Sidney Janis Gallery

This was a major show of works by an artist who, although dead 20 years, is very relevant today in context of the return of figuration and calculated angst. In Alberto Giacometti’s classic paintings of his wife Annette and his brother Diego, the figures are sharply attenuated. They melt into their backgrounds, hidden in swirling lines that do not quite coalesce into faces or postures, their identities uncertain; yet their presence as living realities in the artist’s mind—and in the viewer’s—is nevertheless undeniable. The work expresses a kind of elementary existential questioning of human identity and purpose that has caused comparison of Giacometti’s oeuvre to those of Franz Kafka and Samuel Beckett. (Giacometti and Beckett collaborated on the stage design for a revival of Waiting for Godot in Paris in 1961.)

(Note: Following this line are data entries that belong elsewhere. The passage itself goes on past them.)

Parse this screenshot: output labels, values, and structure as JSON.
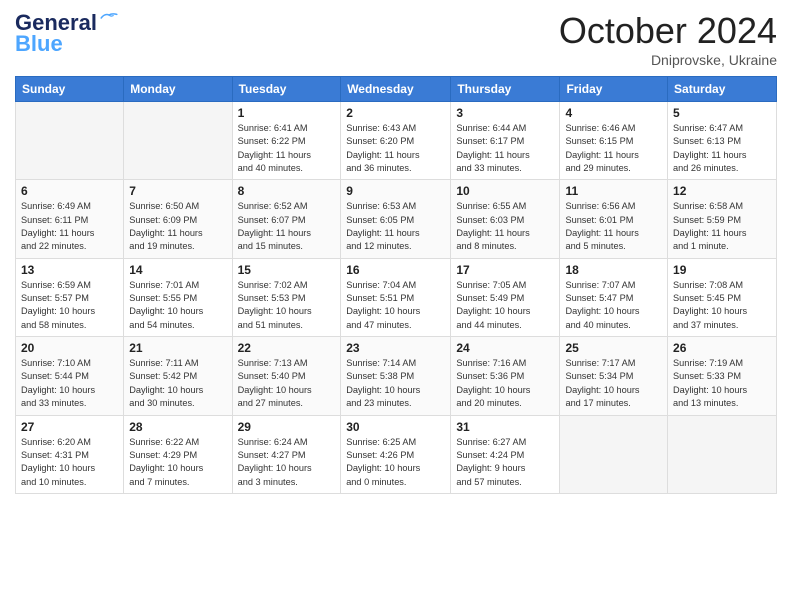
{
  "header": {
    "logo_line1": "General",
    "logo_line2": "Blue",
    "month": "October 2024",
    "location": "Dniprovske, Ukraine"
  },
  "weekdays": [
    "Sunday",
    "Monday",
    "Tuesday",
    "Wednesday",
    "Thursday",
    "Friday",
    "Saturday"
  ],
  "weeks": [
    [
      {
        "day": "",
        "info": ""
      },
      {
        "day": "",
        "info": ""
      },
      {
        "day": "1",
        "info": "Sunrise: 6:41 AM\nSunset: 6:22 PM\nDaylight: 11 hours\nand 40 minutes."
      },
      {
        "day": "2",
        "info": "Sunrise: 6:43 AM\nSunset: 6:20 PM\nDaylight: 11 hours\nand 36 minutes."
      },
      {
        "day": "3",
        "info": "Sunrise: 6:44 AM\nSunset: 6:17 PM\nDaylight: 11 hours\nand 33 minutes."
      },
      {
        "day": "4",
        "info": "Sunrise: 6:46 AM\nSunset: 6:15 PM\nDaylight: 11 hours\nand 29 minutes."
      },
      {
        "day": "5",
        "info": "Sunrise: 6:47 AM\nSunset: 6:13 PM\nDaylight: 11 hours\nand 26 minutes."
      }
    ],
    [
      {
        "day": "6",
        "info": "Sunrise: 6:49 AM\nSunset: 6:11 PM\nDaylight: 11 hours\nand 22 minutes."
      },
      {
        "day": "7",
        "info": "Sunrise: 6:50 AM\nSunset: 6:09 PM\nDaylight: 11 hours\nand 19 minutes."
      },
      {
        "day": "8",
        "info": "Sunrise: 6:52 AM\nSunset: 6:07 PM\nDaylight: 11 hours\nand 15 minutes."
      },
      {
        "day": "9",
        "info": "Sunrise: 6:53 AM\nSunset: 6:05 PM\nDaylight: 11 hours\nand 12 minutes."
      },
      {
        "day": "10",
        "info": "Sunrise: 6:55 AM\nSunset: 6:03 PM\nDaylight: 11 hours\nand 8 minutes."
      },
      {
        "day": "11",
        "info": "Sunrise: 6:56 AM\nSunset: 6:01 PM\nDaylight: 11 hours\nand 5 minutes."
      },
      {
        "day": "12",
        "info": "Sunrise: 6:58 AM\nSunset: 5:59 PM\nDaylight: 11 hours\nand 1 minute."
      }
    ],
    [
      {
        "day": "13",
        "info": "Sunrise: 6:59 AM\nSunset: 5:57 PM\nDaylight: 10 hours\nand 58 minutes."
      },
      {
        "day": "14",
        "info": "Sunrise: 7:01 AM\nSunset: 5:55 PM\nDaylight: 10 hours\nand 54 minutes."
      },
      {
        "day": "15",
        "info": "Sunrise: 7:02 AM\nSunset: 5:53 PM\nDaylight: 10 hours\nand 51 minutes."
      },
      {
        "day": "16",
        "info": "Sunrise: 7:04 AM\nSunset: 5:51 PM\nDaylight: 10 hours\nand 47 minutes."
      },
      {
        "day": "17",
        "info": "Sunrise: 7:05 AM\nSunset: 5:49 PM\nDaylight: 10 hours\nand 44 minutes."
      },
      {
        "day": "18",
        "info": "Sunrise: 7:07 AM\nSunset: 5:47 PM\nDaylight: 10 hours\nand 40 minutes."
      },
      {
        "day": "19",
        "info": "Sunrise: 7:08 AM\nSunset: 5:45 PM\nDaylight: 10 hours\nand 37 minutes."
      }
    ],
    [
      {
        "day": "20",
        "info": "Sunrise: 7:10 AM\nSunset: 5:44 PM\nDaylight: 10 hours\nand 33 minutes."
      },
      {
        "day": "21",
        "info": "Sunrise: 7:11 AM\nSunset: 5:42 PM\nDaylight: 10 hours\nand 30 minutes."
      },
      {
        "day": "22",
        "info": "Sunrise: 7:13 AM\nSunset: 5:40 PM\nDaylight: 10 hours\nand 27 minutes."
      },
      {
        "day": "23",
        "info": "Sunrise: 7:14 AM\nSunset: 5:38 PM\nDaylight: 10 hours\nand 23 minutes."
      },
      {
        "day": "24",
        "info": "Sunrise: 7:16 AM\nSunset: 5:36 PM\nDaylight: 10 hours\nand 20 minutes."
      },
      {
        "day": "25",
        "info": "Sunrise: 7:17 AM\nSunset: 5:34 PM\nDaylight: 10 hours\nand 17 minutes."
      },
      {
        "day": "26",
        "info": "Sunrise: 7:19 AM\nSunset: 5:33 PM\nDaylight: 10 hours\nand 13 minutes."
      }
    ],
    [
      {
        "day": "27",
        "info": "Sunrise: 6:20 AM\nSunset: 4:31 PM\nDaylight: 10 hours\nand 10 minutes."
      },
      {
        "day": "28",
        "info": "Sunrise: 6:22 AM\nSunset: 4:29 PM\nDaylight: 10 hours\nand 7 minutes."
      },
      {
        "day": "29",
        "info": "Sunrise: 6:24 AM\nSunset: 4:27 PM\nDaylight: 10 hours\nand 3 minutes."
      },
      {
        "day": "30",
        "info": "Sunrise: 6:25 AM\nSunset: 4:26 PM\nDaylight: 10 hours\nand 0 minutes."
      },
      {
        "day": "31",
        "info": "Sunrise: 6:27 AM\nSunset: 4:24 PM\nDaylight: 9 hours\nand 57 minutes."
      },
      {
        "day": "",
        "info": ""
      },
      {
        "day": "",
        "info": ""
      }
    ]
  ]
}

The sculpture, of course, drips with this content of questioning, a questioning of the meaning or purpose of life without a belief in its essence. The thin, roughly modeled men and women walk on to nowhere; like Beckettian characters on a constricted stage, they continually pass each other, looking for what they cannot define. These works readdress the issues of human identity and purpose with a kind of pre-Socratic openness and remind us that Giacometti was influenced by classical sculpture. The great Walking Man I, 1961, strides forward with his arms at his sides, recalling the early Greek statues of naked males called kouroi, which are classical examples of the portrayal of man as pure, questing intelligence: stripped of all extraneous attributes, they confront the world clothed only in their curiosity. In the works exhibited there were other gestural echoes of that period, during which (as in our century) the true nature of man was being redefined; for example, Pointing Man, 1947, in the stark simplicity of his primal act of perceiving a world out there and gesturing toward it, is quite similar to the archaic Greek bronze sometimes called the Poseidon of Artemisium, a naked male figure gazing at the world over his extended left arm, his right arm drawn back in preparation to strike. Giacometti’s figure is less oriented toward mastery of the world through action and more toward a mastery of seeing, of coming to know.

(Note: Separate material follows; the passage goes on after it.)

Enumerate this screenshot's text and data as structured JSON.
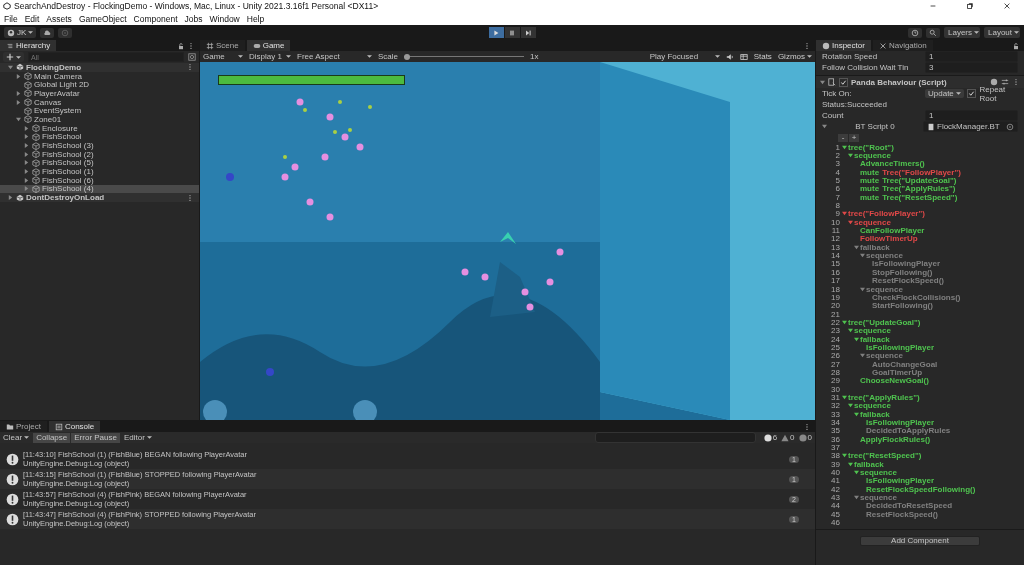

What seems pressingly relevant about this work for our time is its ability to retain its content through years of somewhat repetitive, almost formulaic production. Although Giacometti did the same thing over and over—both as painter and as sculptor—his work did not lose its grip on meaning and become empty design. On the contrary the artist’s characteristic images gained intensity through one’s awareness of his refusal to abandon them; that is, his refusal to be distracted from the basic human questions he was relentlessly confronting by questions of design variation. The obsessive concern with the iconography of the figure in recent art indicates, atone level, a return to a kind of existential questioning like Giacometti’s. But the enterprise today has different circumstances and meanings. Duplication, for example, no longer represents, as it did in Giacometti’s work, the intensity of singlemindedness but rather a diminished reality, like the shadow life of a simulacrum. Angst, at the same time, has become in much work an element of design rather than an honest content. Attempts to confront the figure directly rather than through semiotic mediation—as for example in the work that presents the figure in a context of cine-semiotics—are nowadays primarily regarded as naive. Yet Giacometti’s work is not naive, and it does not flinch in its limited yet direct realization of human nature as a question mark that is, in its honesty and openness, its own answer.